RAMSLOH - Der Heimatverein Saterland – Seelter Buund – hat auf der Mitgliederversammlung des Seelter Buund im Landgasthof in Ramsloh Eltern und Großeltern dazu aufgefordert, mit ihren Kindern oder Enkeln „seeltersk“ zu sprechen. Nur so können diese Minderheitensprache auf Dauer erhalten werden und eine Überlebenschance haben.

Obwohl noch rund 350 Jungen und Mädchen an den Grundschulen, dem Schulzentrum und in den Kindergärten des Saterlandes an den saterfriesischen Arbeitsgemeinschaften teilnehmen und dort das Saterfriesische erlernen, macht sich Johanna Evers als Lehrfachkraft für das Saterfriesische große Sorgen um die abnehmende Beteiligung der Schülerinnen und Schüler an den Schulen. Dennoch konnte sie den Heimatfreunden jetzt berichten, dass an den Grundschulen und dem Schulzentrum noch 207 Jungen und Mädchen am Saterfriesisch-Unterricht teilnehmen. Auch in den Kindergärten sind es noch rund 150 Kinder, die sich für den „Seeltersk-Unterricht“ interessieren.
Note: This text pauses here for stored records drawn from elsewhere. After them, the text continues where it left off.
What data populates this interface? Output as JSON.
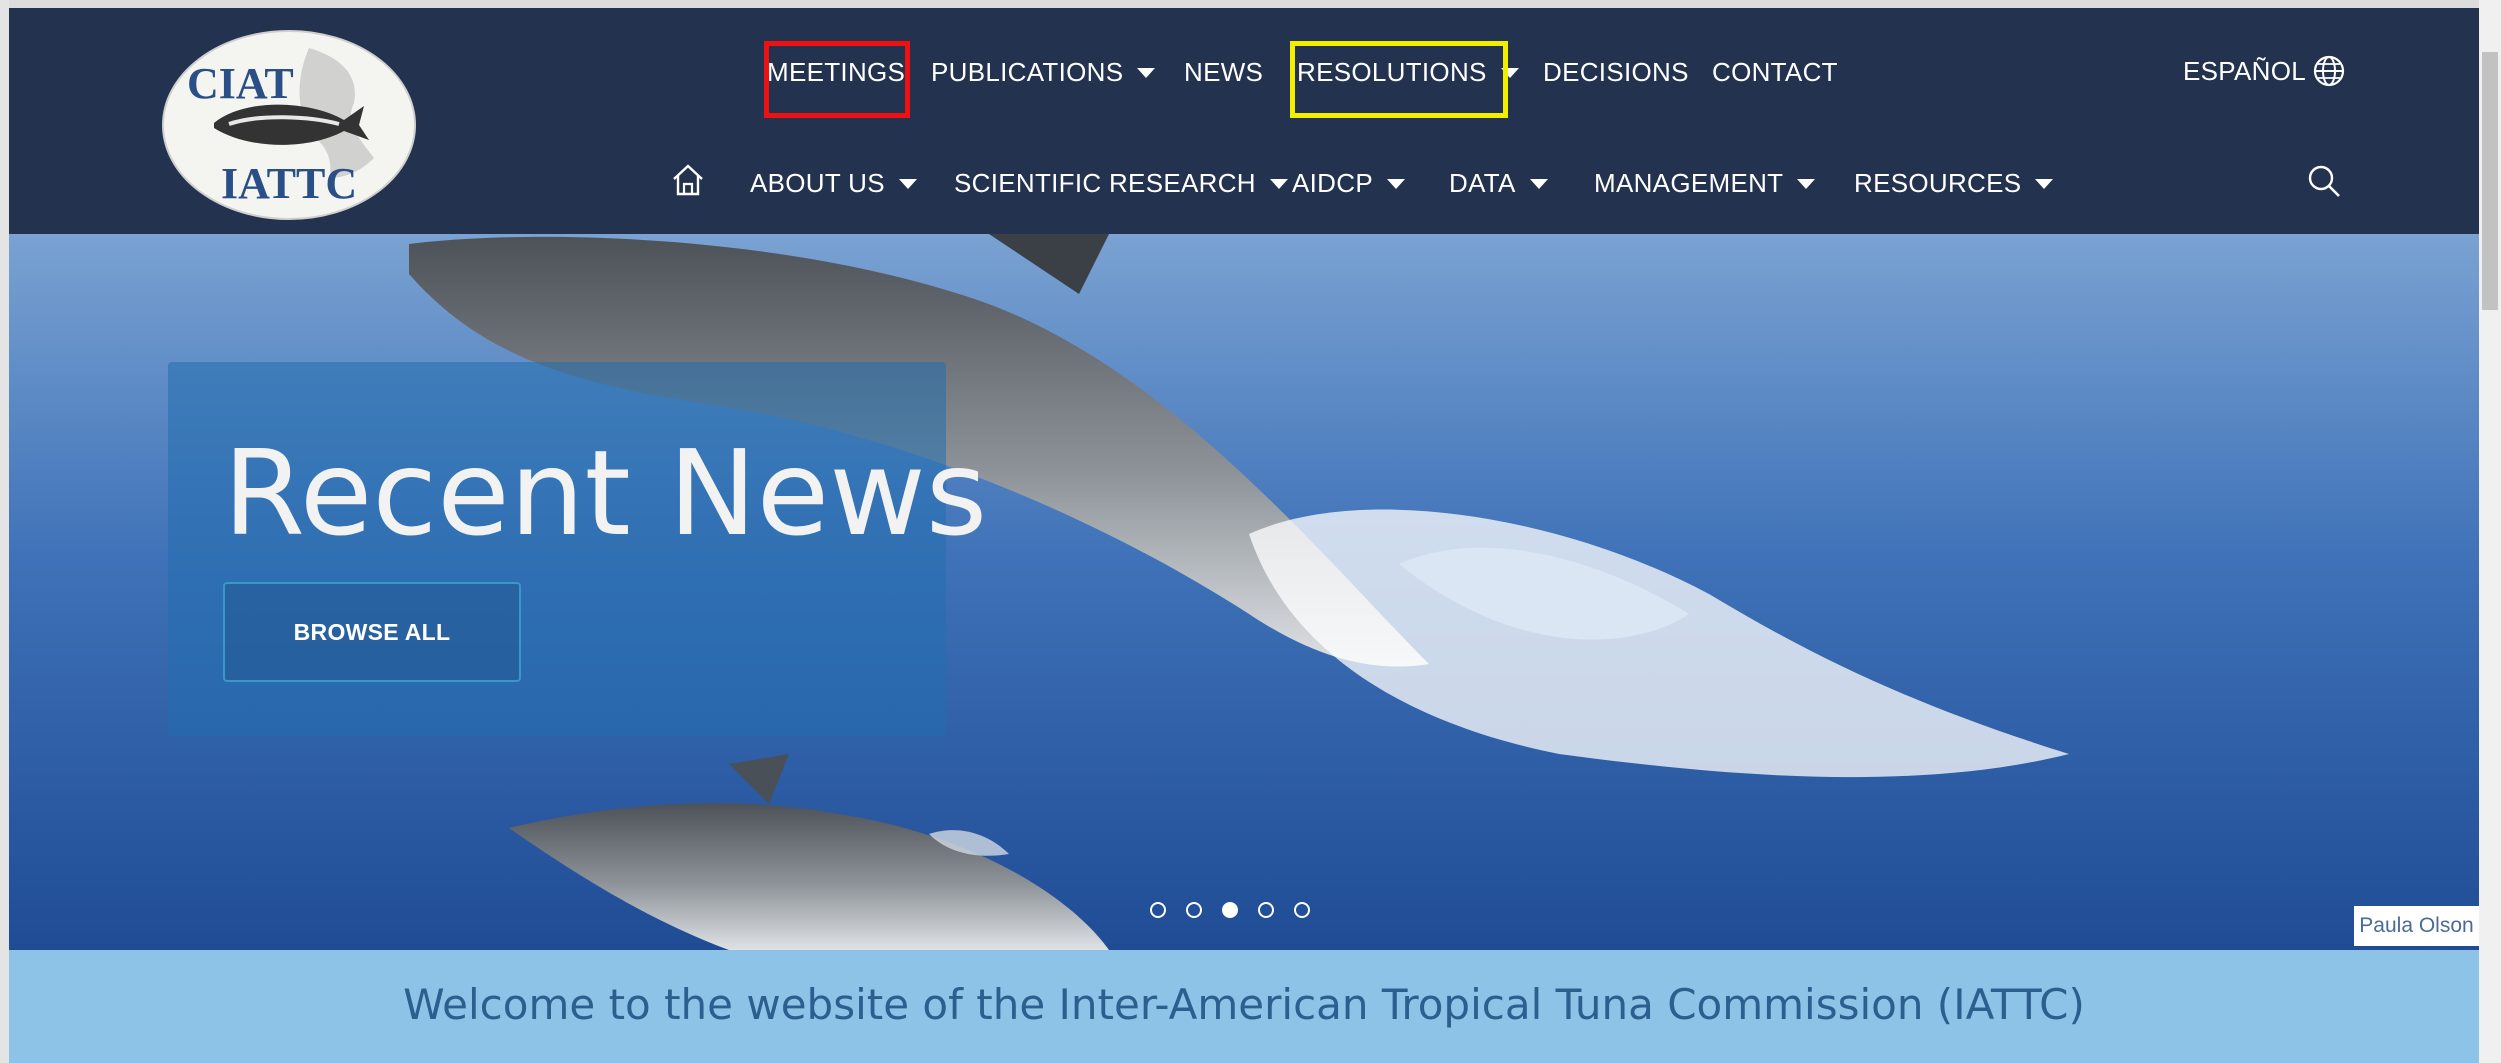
{
  "header": {
    "logo": {
      "top_text": "CIAT",
      "bottom_text": "IATTC"
    },
    "top_nav": [
      {
        "label": "MEETINGS",
        "dropdown": false
      },
      {
        "label": "PUBLICATIONS",
        "dropdown": true
      },
      {
        "label": "NEWS",
        "dropdown": false
      },
      {
        "label": "RESOLUTIONS",
        "dropdown": true
      },
      {
        "label": "DECISIONS",
        "dropdown": false
      },
      {
        "label": "CONTACT",
        "dropdown": false
      }
    ],
    "language": "ESPAÑOL",
    "bottom_nav": [
      {
        "label": "ABOUT US",
        "dropdown": true
      },
      {
        "label": "SCIENTIFIC RESEARCH",
        "dropdown": true
      },
      {
        "label": "AIDCP",
        "dropdown": true
      },
      {
        "label": "DATA",
        "dropdown": true
      },
      {
        "label": "MANAGEMENT",
        "dropdown": true
      },
      {
        "label": "RESOURCES",
        "dropdown": true
      }
    ],
    "icons": {
      "home": "home-icon",
      "search": "search-icon",
      "language": "globe-icon"
    },
    "highlights": {
      "meetings": "#ee1111",
      "resolutions": "#f2ee00"
    },
    "colors": {
      "navy": "#23324f"
    }
  },
  "hero": {
    "title": "Recent News",
    "button": "BROWSE ALL",
    "carousel": {
      "count": 5,
      "active": 3
    },
    "photo_credit": "Paula Olson"
  },
  "welcome": {
    "text": "Welcome to the website of the Inter-American Tropical Tuna Commission (IATTC)",
    "bg_color": "#8ec3e8"
  }
}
Zur Mitgliederversammlung des Seelter Buund, die nahezu komplett auf „seeltersk“ abgehalten wurde, konnte Boas Heinrich Pörschke nicht nur viele Heimatfreunde, sondern auch Bürgermeister Hubert Frye, den Ehrenbürger der Gemeinde Saterland und Ehrenmitglied Dr. Marron C. Fort und Professor Dr. Jörg Peters von der Uni in Oldenburg begrüßen.
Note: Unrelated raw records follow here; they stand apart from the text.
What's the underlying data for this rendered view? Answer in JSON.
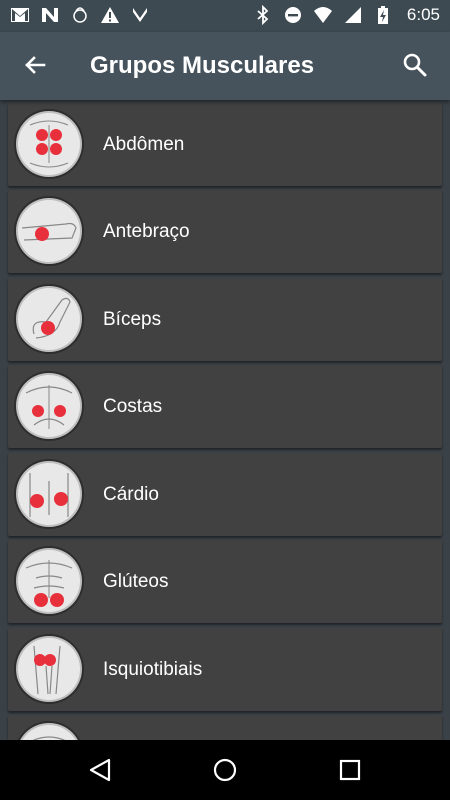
{
  "status_bar": {
    "time": "6:05",
    "left_icons": [
      "gmail-icon",
      "n-logo-icon",
      "kettlebell-icon",
      "warning-icon",
      "v-check-icon"
    ],
    "right_icons": [
      "bluetooth-icon",
      "do-not-disturb-icon",
      "wifi-icon",
      "signal-icon",
      "battery-charging-icon"
    ]
  },
  "app_bar": {
    "title": "Grupos Musculares",
    "back_icon": "arrow-back-icon",
    "search_icon": "search-icon"
  },
  "muscle_groups": [
    {
      "label": "Abdômen",
      "icon": "abdomen-icon"
    },
    {
      "label": "Antebraço",
      "icon": "forearm-icon"
    },
    {
      "label": "Bíceps",
      "icon": "biceps-icon"
    },
    {
      "label": "Costas",
      "icon": "back-muscles-icon"
    },
    {
      "label": "Cárdio",
      "icon": "cardio-icon"
    },
    {
      "label": "Glúteos",
      "icon": "glutes-icon"
    },
    {
      "label": "Isquiotibiais",
      "icon": "hamstrings-icon"
    }
  ],
  "nav_bar": {
    "back": "nav-back-icon",
    "home": "nav-home-icon",
    "recents": "nav-recents-icon"
  },
  "colors": {
    "status_bar": "#3e4a52",
    "app_bar": "#46535c",
    "background": "#3a4147",
    "card": "#414141",
    "highlight": "#e8303c"
  }
}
In seinem Jahresbericht berichtete der Boas über die Aktivitäten des Vereins und die Teilnahme an vielen Treffen, die dem Erhalt der Minderheitensprache dient. Aus der Arbeit des Komitees für Regional und Minderheitensprachen (EBLUL) in Deutschland, deren Präsident der Karl-Peter Schramm von den Saterfriesen ist, berichtete Johanna Evers. Aus der Erkenntnis heraus, das eine Unterrichtsstunde „Seeltersk“ in den Kindergärten eigentlich viel zu wenig sei und um die Präsens in den Kindergärten auszuweiten, bemühe man sich derzeit gemeinsam mit Professor Dr. Jörg Peters von der Uni Oldenburg um eine Projektfinanzierung, dass wenigstens von 9 bis 12 Uhr in den Kindergärten Tag für Tag eine Fachkraft da ist, die mit den Kindern nur „seeltersk“ spricht. Diese Idee wurde bereits mit den Leiterinnen der Kindergärten besprochen; jetzt gehe es um das Gelingen der Projektfinanzierung.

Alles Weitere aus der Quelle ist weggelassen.